🤖 AI Summary
Existing RAG evaluation frameworks focus predominantly on textual retrieval, rely on end-to-end black-box assessment, and lack fine-grained, attributable evaluation for multimodal scenarios or individual pipeline components.
Method: We introduce MMRAG-Bench—the first modular, multimodal RAG benchmark supporting text, tables, and knowledge graphs. It features a novel unified multimodal documentation transformation and a hierarchical relevance annotation framework, enabling decoupled, reproducible, and transparent evaluation of core components (e.g., retrieval, query routing). The benchmark integrates six diverse QA datasets, employs human and semi-automated annotation, and incorporates multiple RAG baselines.

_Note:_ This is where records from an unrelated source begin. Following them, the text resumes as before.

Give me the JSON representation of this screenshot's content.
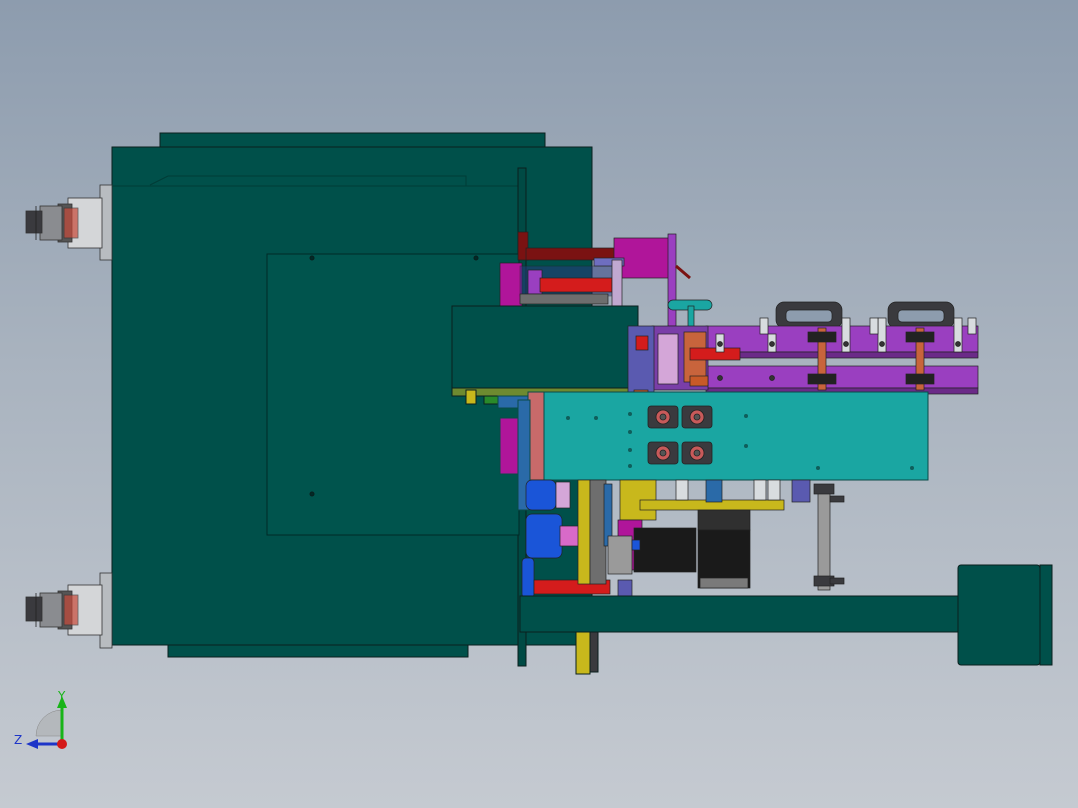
{
  "triad": {
    "y_label": "Y",
    "z_label": "Z",
    "colors": {
      "y_axis": "#18b418",
      "z_axis": "#1d35c8",
      "x_axis": "#d41818"
    }
  },
  "colors": {
    "background_top": "#8d9cae",
    "background_bottom": "#c5cad1",
    "housing_teal": "#00504a",
    "panel_cyan": "#1aa6a2",
    "bracket_purple": "#9a3fc0",
    "accent_magenta": "#b0159a",
    "cylinder_red": "#d41c1c",
    "motor_blue": "#1a55d8",
    "dark_red": "#7a1212",
    "yellow": "#c8b81c",
    "copper": "#c8643c",
    "motor_black": "#1a1a1a"
  }
}
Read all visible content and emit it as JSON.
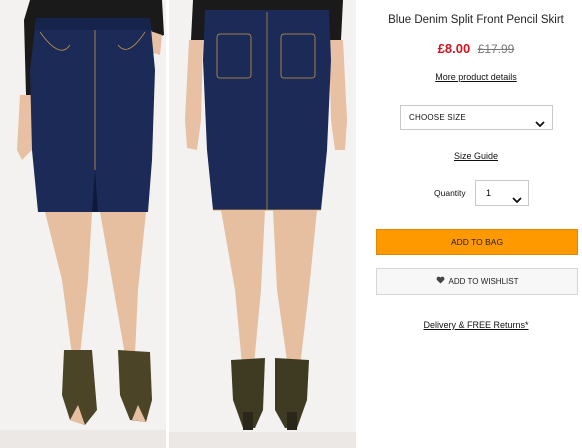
{
  "product": {
    "title": "Blue Denim Split Front Pencil Skirt",
    "price_now": "£8.00",
    "price_was": "£17.99",
    "more_details_label": "More product details"
  },
  "size": {
    "selected": "CHOOSE SIZE"
  },
  "size_guide_label": "Size Guide",
  "quantity": {
    "label": "Quantity",
    "value": "1"
  },
  "actions": {
    "add_to_bag": "ADD TO BAG",
    "add_to_wishlist": "ADD TO WISHLIST"
  },
  "delivery_label": "Delivery & FREE Returns*",
  "colors": {
    "price": "#d3131f",
    "bag_button": "#ff9900",
    "denim": "#1b2a56"
  },
  "icons": {
    "select": "chevron-down-icon",
    "wishlist": "heart-icon"
  }
}
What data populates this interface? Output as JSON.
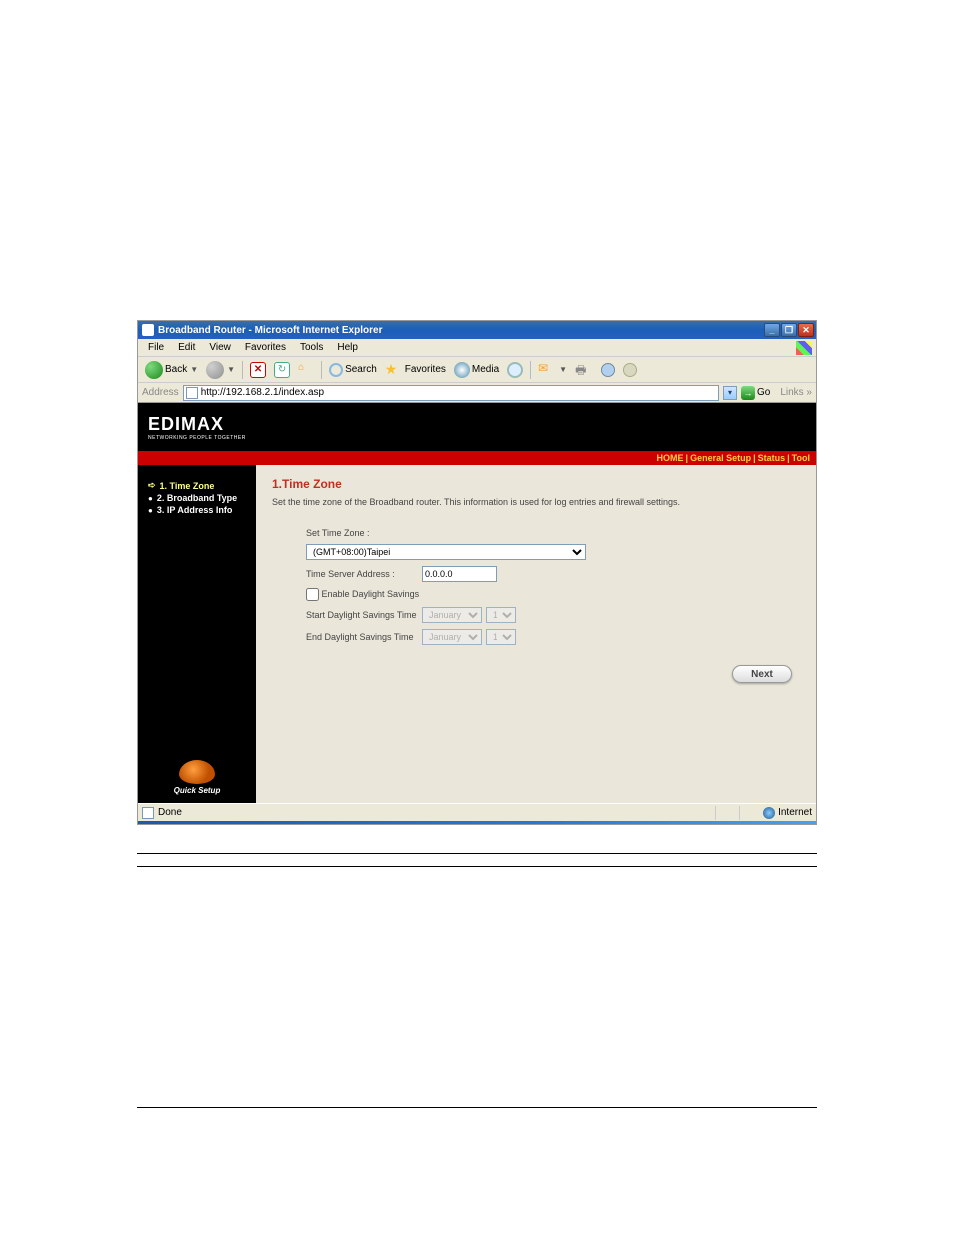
{
  "window": {
    "title": "Broadband Router - Microsoft Internet Explorer"
  },
  "menus": {
    "file": "File",
    "edit": "Edit",
    "view": "View",
    "favorites": "Favorites",
    "tools": "Tools",
    "help": "Help"
  },
  "toolbar": {
    "back": "Back",
    "search": "Search",
    "favorites": "Favorites",
    "media": "Media"
  },
  "address": {
    "label": "Address",
    "url": "http://192.168.2.1/index.asp",
    "go": "Go",
    "links": "Links »"
  },
  "brand": {
    "logo": "EDIMAX",
    "tagline": "NETWORKING PEOPLE TOGETHER"
  },
  "topnav": {
    "home": "HOME",
    "general": "General Setup",
    "status": "Status",
    "tool": "Tool"
  },
  "sidebar": {
    "items": [
      {
        "label": "1. Time Zone"
      },
      {
        "label": "2. Broadband Type"
      },
      {
        "label": "3. IP Address Info"
      }
    ],
    "quick": "Quick Setup"
  },
  "page": {
    "heading": "1.Time Zone",
    "desc": "Set the time zone of the Broadband router. This information is used for log entries and firewall settings.",
    "set_tz_label": "Set Time Zone :",
    "tz_value": "(GMT+08:00)Taipei",
    "server_label": "Time Server Address :",
    "server_value": "0.0.0.0",
    "dst_enable": "Enable Daylight Savings",
    "dst_start": "Start Daylight Savings Time",
    "dst_end": "End Daylight Savings Time",
    "month": "January",
    "day": "1",
    "next": "Next"
  },
  "status": {
    "done": "Done",
    "zone": "Internet"
  }
}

Results: Experiments uncover pervasive cross-modal retrieval biases and query routing failures, providing quantifiable insights for component-level optimization. MMRAG-Bench advances RAG evaluation from opaque, holistic assessment toward interpretable, white-box analysis—establishing a new standard for principled multimodal RAG evaluation.
📝 Abstract
Retrieval-Augmented Generation (RAG) has emerged as a powerful paradigm for enhancing the capabilities of large language models. However, existing RAG evaluation predominantly focuses on text retrieval and relies on opaque, end-to-end assessments of generated outputs. To address these limitations, we introduce mmRAG, a modular benchmark designed for evaluating multi-modal RAG systems. Our benchmark integrates queries from six diverse question-answering datasets spanning text, tables, and knowledge graphs, which we uniformly convert into retrievable documents. To enable direct, granular evaluation of individual RAG components -- such as the accuracy of retrieval and query routing -- beyond end-to-end generation quality, we follow standard information retrieval procedures to annotate document relevance and derive dataset relevance. We establish baseline performance by evaluating a wide range of RAG implementations on mmRAG.